I am using MarkLogic Content Pump to ingest XML documents. I would like to transform these xml documents in the mlcp ingestion process using “-tranform module and -transform namespace” option. I have already created the XSLT for the transformation and also loaded it into ML “modules" database. But mlcp is not accepting xslt file and throwing error:

COMMAND:

    mlcp.sh import \
-username $username -password $passwd \
-host $host -port $port \
-input_file_path $inpath \
-input_compressed true \
-input_file_type aggregates \
-aggregate_record_element $splittag \
-aggregate_uri_id $uriid \
-aggregate_record_namespace "http://www.fda.gov/cdrh/gudid" \
-output_collections $collection \
-output_permissions my-app-role,read,my-app-role,update \
-output_uri_suffix .xml \
-transform_module /marklogic.rest.transform/xml-transform-xsl/assets/transform.xsl \
-transform_namespace "http://marklogic.com/rest-api/transform/xml-transform-xsl" \
-transform_function transform

Below error is thrown ERROR:

15/09/27 15:34:19 WARN mapreduce.ContentWriter: XDMP-MODNOTTEXT: Module /marklogic.rest.transform/fda-transform-xsl/assets/transform.xsl is not a text document

I would like to know whether xslt transformation is accepted by mlcp? If not then what is the alternative.?

MarkLogic creating equivalent xqy file in modules database.
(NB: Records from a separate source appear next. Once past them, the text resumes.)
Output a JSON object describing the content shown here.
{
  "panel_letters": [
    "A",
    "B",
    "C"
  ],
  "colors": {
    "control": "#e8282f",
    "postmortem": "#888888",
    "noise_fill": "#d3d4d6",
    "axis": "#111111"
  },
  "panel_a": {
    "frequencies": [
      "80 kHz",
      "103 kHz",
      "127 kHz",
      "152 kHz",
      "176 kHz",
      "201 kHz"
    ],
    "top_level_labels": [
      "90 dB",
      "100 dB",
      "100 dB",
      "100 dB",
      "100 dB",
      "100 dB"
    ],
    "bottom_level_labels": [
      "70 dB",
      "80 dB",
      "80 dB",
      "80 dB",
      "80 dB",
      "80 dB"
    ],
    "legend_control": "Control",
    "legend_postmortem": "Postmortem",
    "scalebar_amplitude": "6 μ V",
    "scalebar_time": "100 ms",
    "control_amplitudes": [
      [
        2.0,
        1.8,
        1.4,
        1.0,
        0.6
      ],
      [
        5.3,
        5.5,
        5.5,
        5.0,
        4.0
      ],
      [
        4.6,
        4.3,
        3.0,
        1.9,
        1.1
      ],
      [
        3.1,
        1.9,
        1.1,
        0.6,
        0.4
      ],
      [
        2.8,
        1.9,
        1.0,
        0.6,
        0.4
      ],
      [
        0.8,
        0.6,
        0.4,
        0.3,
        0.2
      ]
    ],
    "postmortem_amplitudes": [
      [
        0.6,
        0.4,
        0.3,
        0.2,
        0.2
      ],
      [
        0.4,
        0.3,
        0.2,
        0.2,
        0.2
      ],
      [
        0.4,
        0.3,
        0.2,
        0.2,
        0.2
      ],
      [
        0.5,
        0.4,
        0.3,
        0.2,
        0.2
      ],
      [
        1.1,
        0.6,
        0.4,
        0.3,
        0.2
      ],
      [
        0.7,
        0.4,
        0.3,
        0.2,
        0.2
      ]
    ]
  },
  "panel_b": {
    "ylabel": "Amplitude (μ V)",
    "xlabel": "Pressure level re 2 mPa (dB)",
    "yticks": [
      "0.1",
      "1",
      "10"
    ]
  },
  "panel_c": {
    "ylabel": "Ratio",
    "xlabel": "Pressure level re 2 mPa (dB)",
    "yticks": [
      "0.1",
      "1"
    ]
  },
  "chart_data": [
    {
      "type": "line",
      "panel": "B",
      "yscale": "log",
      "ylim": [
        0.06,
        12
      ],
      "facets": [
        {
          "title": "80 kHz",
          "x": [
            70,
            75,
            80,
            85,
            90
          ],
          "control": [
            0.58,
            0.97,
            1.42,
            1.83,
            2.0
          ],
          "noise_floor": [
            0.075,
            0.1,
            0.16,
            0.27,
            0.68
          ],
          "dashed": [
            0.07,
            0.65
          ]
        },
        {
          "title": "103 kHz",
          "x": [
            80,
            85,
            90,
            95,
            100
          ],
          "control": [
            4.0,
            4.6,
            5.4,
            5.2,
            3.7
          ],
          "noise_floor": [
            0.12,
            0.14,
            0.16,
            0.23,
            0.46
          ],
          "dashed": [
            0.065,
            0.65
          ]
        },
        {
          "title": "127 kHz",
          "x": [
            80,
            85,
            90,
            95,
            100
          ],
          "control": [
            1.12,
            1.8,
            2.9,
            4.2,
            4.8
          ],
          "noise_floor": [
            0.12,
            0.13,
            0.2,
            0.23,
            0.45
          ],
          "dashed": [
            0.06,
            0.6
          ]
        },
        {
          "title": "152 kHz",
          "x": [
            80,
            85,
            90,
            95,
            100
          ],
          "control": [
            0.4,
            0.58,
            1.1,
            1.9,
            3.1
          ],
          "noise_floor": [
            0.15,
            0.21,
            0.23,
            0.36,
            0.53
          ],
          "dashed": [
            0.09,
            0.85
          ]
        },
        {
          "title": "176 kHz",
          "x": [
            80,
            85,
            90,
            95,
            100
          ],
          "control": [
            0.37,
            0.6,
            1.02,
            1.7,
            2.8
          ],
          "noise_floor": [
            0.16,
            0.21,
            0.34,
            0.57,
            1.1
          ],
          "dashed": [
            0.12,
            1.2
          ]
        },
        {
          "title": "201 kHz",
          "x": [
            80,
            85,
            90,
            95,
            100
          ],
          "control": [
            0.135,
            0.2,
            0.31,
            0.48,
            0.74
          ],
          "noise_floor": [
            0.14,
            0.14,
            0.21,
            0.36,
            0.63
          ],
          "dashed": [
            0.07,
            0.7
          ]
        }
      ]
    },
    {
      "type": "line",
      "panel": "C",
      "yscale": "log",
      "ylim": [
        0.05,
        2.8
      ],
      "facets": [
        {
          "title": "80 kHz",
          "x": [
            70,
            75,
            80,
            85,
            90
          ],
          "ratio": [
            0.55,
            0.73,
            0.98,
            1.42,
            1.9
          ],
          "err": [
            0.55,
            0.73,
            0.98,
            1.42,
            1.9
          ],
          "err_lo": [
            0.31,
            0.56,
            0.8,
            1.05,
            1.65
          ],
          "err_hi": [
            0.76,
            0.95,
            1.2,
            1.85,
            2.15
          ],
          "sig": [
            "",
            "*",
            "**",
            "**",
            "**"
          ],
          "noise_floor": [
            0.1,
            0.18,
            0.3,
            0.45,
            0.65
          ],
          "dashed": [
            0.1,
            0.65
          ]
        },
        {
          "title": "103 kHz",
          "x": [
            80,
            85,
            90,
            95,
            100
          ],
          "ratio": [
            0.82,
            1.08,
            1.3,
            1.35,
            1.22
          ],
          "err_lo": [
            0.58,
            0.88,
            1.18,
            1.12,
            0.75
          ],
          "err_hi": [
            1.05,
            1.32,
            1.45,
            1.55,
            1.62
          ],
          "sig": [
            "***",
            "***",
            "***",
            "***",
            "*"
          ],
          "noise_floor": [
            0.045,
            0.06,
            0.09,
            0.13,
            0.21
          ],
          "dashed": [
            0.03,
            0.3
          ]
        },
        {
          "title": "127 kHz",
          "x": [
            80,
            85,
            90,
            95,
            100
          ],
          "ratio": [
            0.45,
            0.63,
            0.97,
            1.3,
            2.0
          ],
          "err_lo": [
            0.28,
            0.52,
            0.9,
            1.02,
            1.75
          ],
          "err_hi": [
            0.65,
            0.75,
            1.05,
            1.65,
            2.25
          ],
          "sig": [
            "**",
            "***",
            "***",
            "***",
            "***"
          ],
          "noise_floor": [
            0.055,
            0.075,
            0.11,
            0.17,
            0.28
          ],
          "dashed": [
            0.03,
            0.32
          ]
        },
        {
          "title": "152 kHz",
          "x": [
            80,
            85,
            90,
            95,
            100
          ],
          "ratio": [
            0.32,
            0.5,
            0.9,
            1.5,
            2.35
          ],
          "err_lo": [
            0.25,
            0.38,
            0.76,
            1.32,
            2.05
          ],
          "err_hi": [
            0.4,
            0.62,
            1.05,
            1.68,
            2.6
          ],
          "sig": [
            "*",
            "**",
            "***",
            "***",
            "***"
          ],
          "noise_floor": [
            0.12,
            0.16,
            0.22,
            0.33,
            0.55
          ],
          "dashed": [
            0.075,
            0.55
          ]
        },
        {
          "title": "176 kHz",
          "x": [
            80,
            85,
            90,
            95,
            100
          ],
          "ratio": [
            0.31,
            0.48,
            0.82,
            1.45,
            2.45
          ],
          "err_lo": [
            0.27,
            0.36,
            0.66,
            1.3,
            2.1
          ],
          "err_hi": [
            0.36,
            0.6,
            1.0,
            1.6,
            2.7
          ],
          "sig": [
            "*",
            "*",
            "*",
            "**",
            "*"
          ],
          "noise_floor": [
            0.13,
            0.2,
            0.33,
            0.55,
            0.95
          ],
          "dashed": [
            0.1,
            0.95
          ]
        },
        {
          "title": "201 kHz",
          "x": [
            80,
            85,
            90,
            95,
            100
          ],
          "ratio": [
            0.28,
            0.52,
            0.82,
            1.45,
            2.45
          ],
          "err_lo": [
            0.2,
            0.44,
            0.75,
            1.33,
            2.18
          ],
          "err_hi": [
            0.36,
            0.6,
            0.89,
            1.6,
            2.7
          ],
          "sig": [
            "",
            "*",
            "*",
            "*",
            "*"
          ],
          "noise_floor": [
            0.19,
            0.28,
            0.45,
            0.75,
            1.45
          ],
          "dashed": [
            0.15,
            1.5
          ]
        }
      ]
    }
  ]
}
By calling below ".xqy" file, parameter mismatch error will be thrown: I think this is due to wrong return type:

xquery version "1.0-ml";
module namespace simple-xsl = "http://marklogic.com/rest-api/transform/simple-xsl";
import module namespace extut = "http://marklogic.com/rest-api/lib/extensions-util"
    at "/MarkLogic/rest-api/lib/extensions-util.xqy";
declare namespace xsl = "http://www.w3.org/1999/XSL/Transform";
declare default function namespace "http://www.w3.org/2005/xpath-functions";
declare option xdmp:mapping "false";
declare private variable $transform-uri := "/marklogic.rest.transform/fda-transform-xsl/assets/transform.xsl";
declare function fda-transform-xsl:transform(
    $context as map:map,
    $params  as map:map,
    $content as document-node()  
) as document-node()?
{
    extut:execute-transform($transform-uri,$context,$params,$content)
};
1
See the response from mflatscher. The "transform_module" is asking for an xQuery module.. Not XSLT. However, within that module, you are free to use a stylesheet.David Ennis
I just checked whenever I install"xls" transform, marklogic automatically creates a equivalent "xqy" file . I tried using that ".xqy" file for transformation but with no success. Its throws parameter mismatch error. The .xqy accepts "params" and I am not supplying any params when transforming content.vish.Net
I have never heard of any file being automatically created for this purpose. The link in the other comment shows the actual manual page for custom transformations. Could you please post the content of this xQuery file you say was created?David Ennis
I have now updated the question. Its looks like MarkLogic always executes xslt in context of xquery.vish.Net

1 Answers

5
votes

I don't think you can point Content Pump's -transform_module directly at an XSLT. I think it expects an xQuery module (cf. https://docs.marklogic.com/guide/ingestion/content-pump#id_82518).

You should be able to set up such a custom transform xQuery module and call your XSLT transform from in there via an xdmp:xslt-invoke() on the $content map that Content Pump passes in (cf. http://docs.marklogic.com/xdmp:xslt-invoke). You would then set -transform_module to point to that custom transfer xQuery module rather than directly calling the XSL transform.

Note that if you use -input_file_type aggregates, as in your example, your custom transform will be applied to each fragment as defined per $splittag. So the incoming $content map will be the fragment you're splitting (and transforming) on.